When he crooked an eyebrow and dropped elbows as “The Rock,” thousands of kids hung onto Dwayne Johnson’s every move. A likable hard-body, he seemed out of place when Vince McMahon temporarily casted him as a WWE villain. He had his best moments grabbing the mic for soap opera trash-talk against his opponents. This experienced crowd-pleaser even charmed the Oscars crowd in 2008, while Katherine Heigl, a television star with aspirations higher than her talents, nearly passed out on the stage.
In the Rock’s body-slamming days, there’s no doubt he dreamed of following Arnold to the big screen. Now Johnson’s been granted kiddy-care as an escort in Disney’s “Race to Witch Mountain,” a near wall-to-wall reworking of the company’s 1975 kids film. The original “Escape” has become a “Race” in more than just the name: a children’s fantasy has turned into an action flick starring two kids.
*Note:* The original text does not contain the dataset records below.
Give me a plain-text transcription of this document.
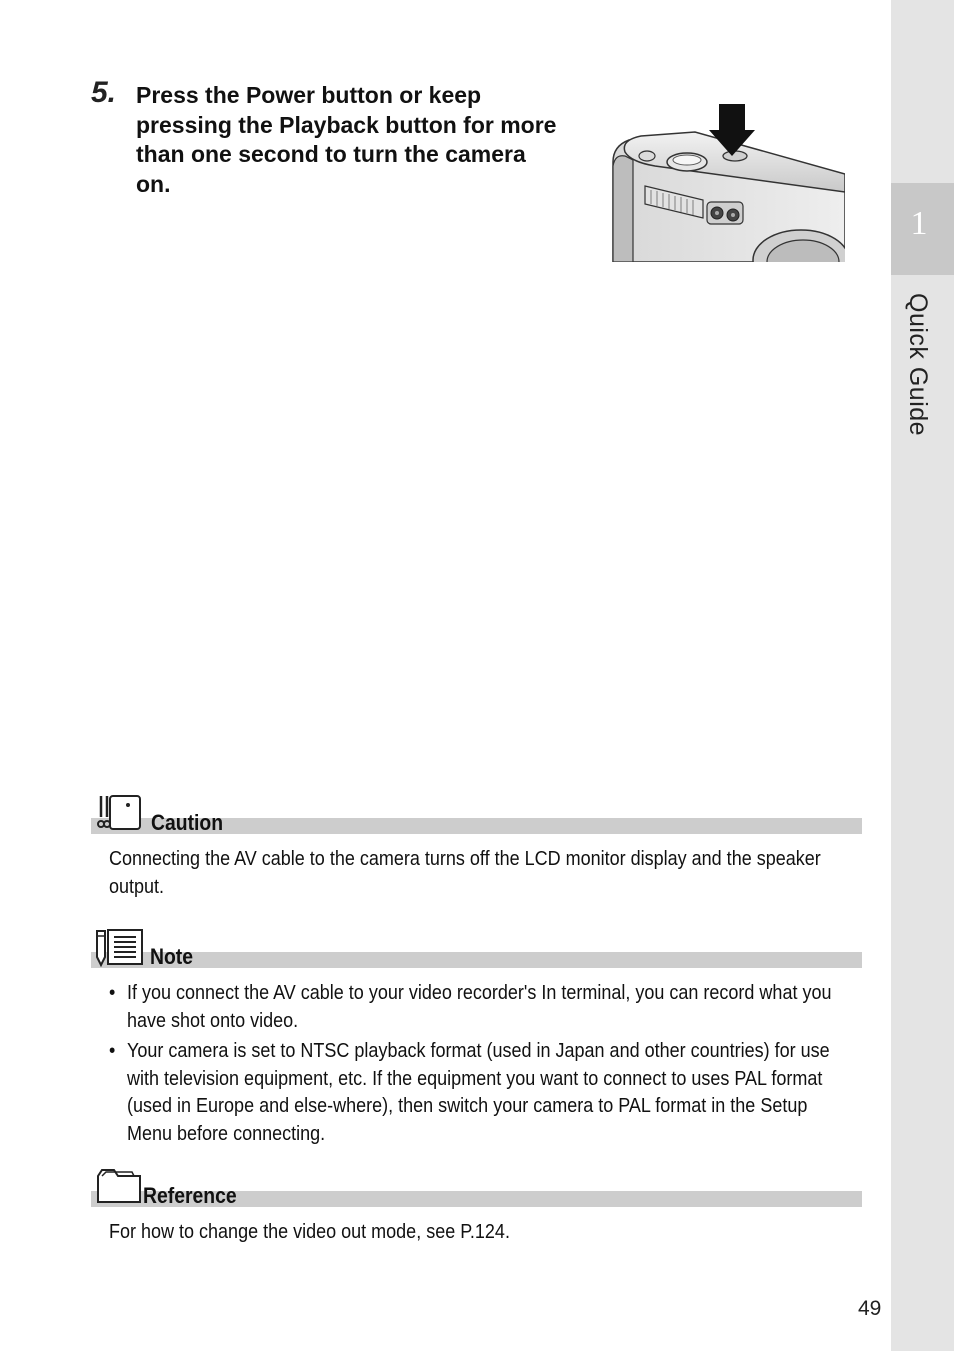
1
Quick Guide
5. Press the Power button or keep pressing the Playback button for more than one second to turn the camera on.
Caution
Connecting the AV cable to the camera turns off the LCD monitor display and the speaker output.
Note
• If you connect the AV cable to your video recorder's In terminal, you can record what you have shot onto video.
• Your camera is set to NTSC playback format (used in Japan and other countries) for use with television equipment, etc. If the equipment you want to connect to uses PAL format (used in Europe and else-where), then switch your camera to PAL format in the Setup Menu before connecting.
Reference
For how to change the video out mode, see P.124.
49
A loner manning a cab in Las Vegas, Johnson’s Jack Bruno is just waiting for his Disney vehicle to rev up. It takes off when two blond tweens – AnnaSophia Robb and Alexander Ludwig – hop a ride and need transfer to a remote location. Jack agrees with some grumbling, until a few Men in Black chase down these strange kids who are on an otherworldly mission. When their pursuit results in a near-crash, Johnson starts “Walking Tall” with a crowbar, doing what he knows well. If he performs anger, he’s within his range, but when he attempts gravity in closeup, he becomes self-conscious, almost hammy. Johnson seems more at home in comic moments, of which filmmakers should take note: comic skill is more precious than Jason Statham operating grounds.
Thus, Johnson becomes a kid-friendly mentor, as he was on the mat. He operates on the young actors’ level, while they are locked down in an odd alien-speak. They pull off all kinds of tricks to serve up digital eye-candy – like the boy stopping an SUV as if he holds a tank’s weight within himself – though they really need a teddy-bear uncle who will swing a mean paw should they be wronged.
While the premise promises adventure, director Andy Fickman and screenwriters Matt Lopez and Mark Bomback rely on action scenes, almost all of which cast aside youthful wonderment that should be inherent in such a film. Too often we watch Johnson throwing fists as if Jet Li were about to make a cameo. Even moderately successful kids’ fantasies like “The Spiderwick Chronicles” and “Inkheart” know that an imaginative approach is a must – if such stories can’t make kids wonder, then filmmakers should steer off to another genre.
“Race” can satisfy with a steady pace, fueled by a Terminator-meets-Predator on their tail – when this looming thing goes head-to-head with Johnson, wrestling fans can’t help but recall the Rock getting tossed around by Kane. Kids will want to root for their alien counterparts on screen. But they are second fiddle to the Rock wracking it up.